For 1stPage, the internal linking pattern is also deliberate. Tool pages should point to adjacent tools so users can move from a quick result to a complete workflow. A user might generate an LLMs.txt file, then test a key page with the citation checker, then check brand visibility, then use LLMentioned for deeper measurement. That sequence is more useful than isolated tools with no next step.
Recommended workflow
- Run the tool with a real page, prompt, keyword, source, or brand input.
- Review the output for accuracy, usefulness, and whether it matches your current SEO strategy.
- Use at least one internal related tool to validate the result from another angle.
- Publish or implement only after checking accessibility, factual accuracy, and platform-specific guidance.
- Revisit the tool after major page updates, search changes, or AI visibility shifts.
What to document after using it
Document the input, the result you accepted, and the action you assigned. That small habit makes the tool useful beyond a one-off check. It gives your team a record of what changed, why it changed, and which page or campaign should be reviewed next. For AI search work, this is especially useful because visibility can shift after source updates, new citations, prompt changes, or competitor activity.
Whenever possible, attach the output to a measurable asset such as a URL, a target prompt, a generated file, a source list, a content brief, or a page improvement ticket.
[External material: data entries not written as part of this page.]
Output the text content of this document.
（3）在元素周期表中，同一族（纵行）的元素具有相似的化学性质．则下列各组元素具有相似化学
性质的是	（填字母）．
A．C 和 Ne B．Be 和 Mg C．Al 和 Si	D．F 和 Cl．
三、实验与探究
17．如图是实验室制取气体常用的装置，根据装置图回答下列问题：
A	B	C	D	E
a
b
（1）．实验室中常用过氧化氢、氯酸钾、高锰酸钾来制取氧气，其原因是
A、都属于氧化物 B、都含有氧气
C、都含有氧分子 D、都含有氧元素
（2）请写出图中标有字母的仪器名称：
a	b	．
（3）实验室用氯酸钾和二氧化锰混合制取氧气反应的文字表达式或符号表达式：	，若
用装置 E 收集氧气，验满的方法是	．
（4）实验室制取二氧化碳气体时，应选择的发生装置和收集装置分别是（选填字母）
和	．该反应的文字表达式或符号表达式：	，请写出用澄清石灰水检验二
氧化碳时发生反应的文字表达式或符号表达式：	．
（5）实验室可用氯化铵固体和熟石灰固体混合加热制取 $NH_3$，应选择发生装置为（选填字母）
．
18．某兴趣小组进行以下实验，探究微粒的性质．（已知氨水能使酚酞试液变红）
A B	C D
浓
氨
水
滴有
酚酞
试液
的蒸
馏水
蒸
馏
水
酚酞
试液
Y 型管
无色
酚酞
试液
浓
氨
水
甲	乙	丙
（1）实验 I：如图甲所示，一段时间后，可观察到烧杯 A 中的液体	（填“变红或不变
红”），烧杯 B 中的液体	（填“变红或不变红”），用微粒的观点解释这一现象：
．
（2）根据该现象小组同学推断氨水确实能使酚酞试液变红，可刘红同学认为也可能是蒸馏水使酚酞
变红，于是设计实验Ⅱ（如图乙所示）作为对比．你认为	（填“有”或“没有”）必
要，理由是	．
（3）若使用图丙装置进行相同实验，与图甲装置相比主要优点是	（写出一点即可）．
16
That makes the recommendation operational and gives future audits a clearer baseline.
Research literature and authority references
These papers and references are included to help validate the research basis, platform guidance, structured data, accessibility, and search crawler behavior behind this tool. The research links inform the methodology; the internal links above show how this tool fits into the 1stPage workflow.